Hmm… interesting question but I don’t agree completely, I’ll explain why. Starting assuming that Funk is such a broad concept, which makes the demarcation difficult. It’s a style that has always passionated me as a listener and in my early musical projects, especially in the productions done with the alias Etnogrooveorchestra, it was defnitely more present. Then evolving, I found my own personal dimension in studio.
For example in my EP Mister Funk on Tenax Recordings, there are samples from an old funk vinyl soundtrack from ’60 movies. The same “taste” is present in Untouchable, done for the Defected compilation mixed by Loco Dice. Also the snare that characterizes Tokyo for the whole duration of the piece, has much in common with the black rhythmics, and many other details in other works.
Certainly it’s true, there’s a step in direction old school electronic, which is one of my other passions. Mostly because I consider that a track has to be functional to its destination. As many colleagues I do music directed to the dance floor, and more often to huge dance floors. Let’s say that I enjoy to make people dance: it seems to be obvious for a Dj, but what I’m talking about is a visceral, adrenalinic pleasure not easy to describe. I don’t want to lose the thread of the question which is about my sets where it’s easier to catch the moments of pure funk.
But it’s a matter of time, a set last at least a couple of hours. This frees you from the metric of the single disc and gives you the ability to create different atmospheres during the evening, thing that you can do only partially in a production.
As you may notice I remarkably like this topic 🙂
You have residences in different countries and hand out your musical culture to people all over the world.
What do you think is the reason that pushes a constantly wider audience to approach the electronic music movement?
The internet and the new media have certainley definitely reduced distances between countries and markets that previously were more isolated.

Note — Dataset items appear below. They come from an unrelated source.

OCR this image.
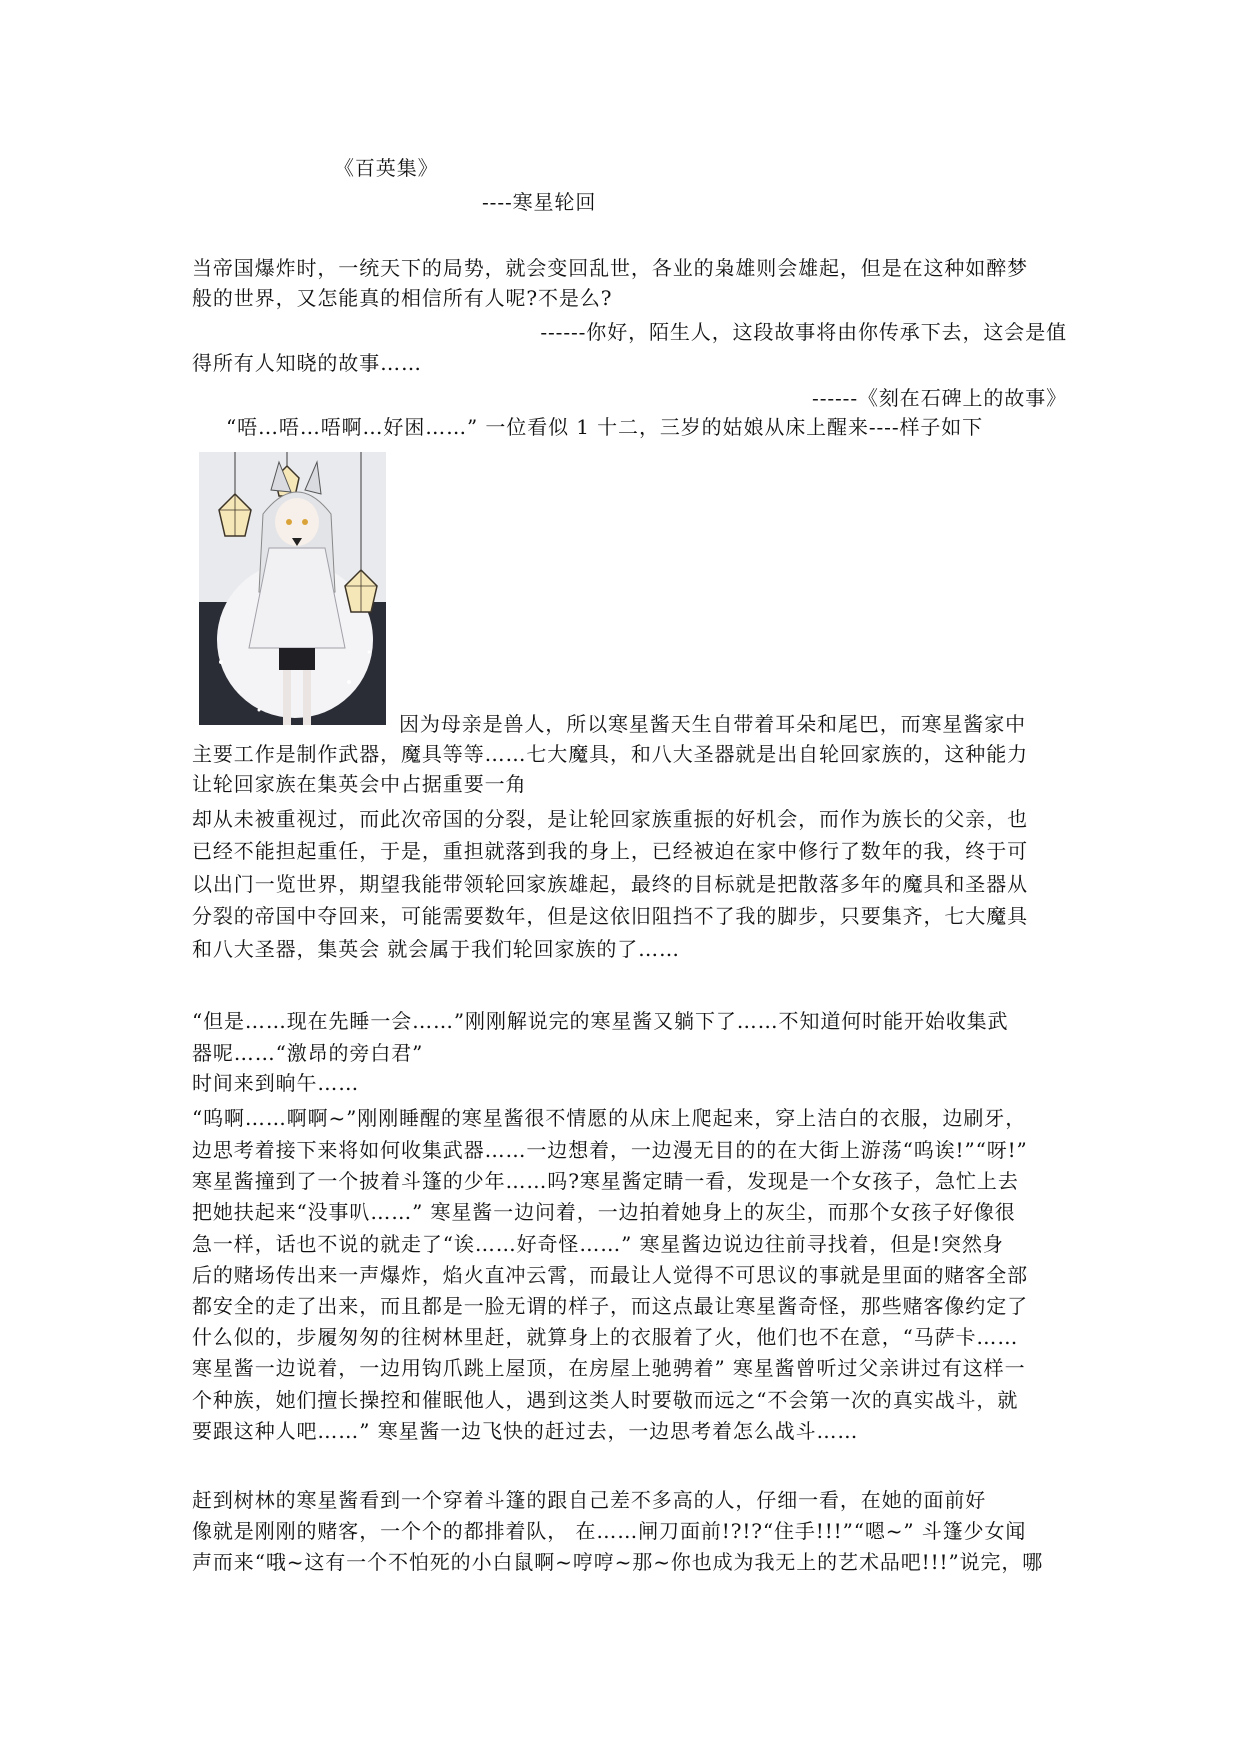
《百英集》
----寒星轮回
当帝国爆炸时，一统天下的局势，就会变回乱世，各业的枭雄则会雄起，但是在这种如醉梦
般的世界，又怎能真的相信所有人呢?不是么?
------你好，陌生人，这段故事将由你传承下去，这会是值
得所有人知晓的故事……
------《刻在石碑上的故事》
“唔…唔…唔啊…好困……” 一位看似 1 十二，三岁的姑娘从床上醒来----样子如下
因为母亲是兽人，所以寒星酱天生自带着耳朵和尾巴，而寒星酱家中
主要工作是制作武器，魔具等等……七大魔具，和八大圣器就是出自轮回家族的，这种能力
让轮回家族在集英会中占据重要一角
却从未被重视过，而此次帝国的分裂，是让轮回家族重振的好机会，而作为族长的父亲，也
已经不能担起重任，于是，重担就落到我的身上，已经被迫在家中修行了数年的我，终于可
以出门一览世界，期望我能带领轮回家族雄起，最终的目标就是把散落多年的魔具和圣器从
分裂的帝国中夺回来，可能需要数年，但是这依旧阻挡不了我的脚步，只要集齐，七大魔具
和八大圣器，集英会 就会属于我们轮回家族的了……
“但是……现在先睡一会……”刚刚解说完的寒星酱又躺下了……不知道何时能开始收集武
器呢……“激昂的旁白君”
时间来到晌午……
“呜啊……啊啊~”刚刚睡醒的寒星酱很不情愿的从床上爬起来，穿上洁白的衣服，边刷牙，
边思考着接下来将如何收集武器……一边想着，一边漫无目的的在大街上游荡“呜诶!”“呀!”
寒星酱撞到了一个披着斗篷的少年……吗?寒星酱定睛一看，发现是一个女孩子，急忙上去
把她扶起来“没事叭……” 寒星酱一边问着，一边拍着她身上的灰尘，而那个女孩子好像很
急一样，话也不说的就走了“诶……好奇怪……” 寒星酱边说边往前寻找着，但是!突然身
后的赌场传出来一声爆炸，焰火直冲云霄，而最让人觉得不可思议的事就是里面的赌客全部
都安全的走了出来，而且都是一脸无谓的样子，而这点最让寒星酱奇怪，那些赌客像约定了
什么似的，步履匆匆的往树林里赶，就算身上的衣服着了火，他们也不在意，“马萨卡……
寒星酱一边说着，一边用钩爪跳上屋顶，在房屋上驰骋着” 寒星酱曾听过父亲讲过有这样一
个种族，她们擅长操控和催眠他人，遇到这类人时要敬而远之“不会第一次的真实战斗，就
要跟这种人吧……” 寒星酱一边飞快的赶过去，一边思考着怎么战斗……
赶到树林的寒星酱看到一个穿着斗篷的跟自己差不多高的人，仔细一看，在她的面前好
像就是刚刚的赌客，一个个的都排着队， 在……闸刀面前!?!?“住手!!!”“嗯~” 斗篷少女闻
声而来“哦~这有一个不怕死的小白鼠啊~哼哼~那~你也成为我无上的艺术品吧!!!”说完，哪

So electronic music has broken the patterns being universally recognized as real music and not as a sound assigned exclusively to the old concept of disco music.
Its been said that the Space closure is the beginning of a new era for Ibiza. I like to believe that this event has allowed to formalize the passing of a legacy between old school and new school. Do you think that this last one will be able to preserve the spirit of the first?
The phrase I heard most of all about the island, mostly from the tourists is: “Aaaaah, Ibiza has changed.” Basically human beings are afraid of change, but this is not able to stop the flowing of time. What will happen will be told us only the next season, when whatever happens there will be something interesting to do.
Everyone can do his predictions but, without going too far back in the years, there have already been many important developments: the roof tops on the discos, the autopista, the end of the afterhours. All changes that still have not killed the spirit that has always characterized this place.
I might venture to say it’s not an island but a way of life. Next stop I’ll be sharing decks with Frank Storm, begging of a monthly residency “UNUSUAL SUSPECTS” in Opivm Club Bali.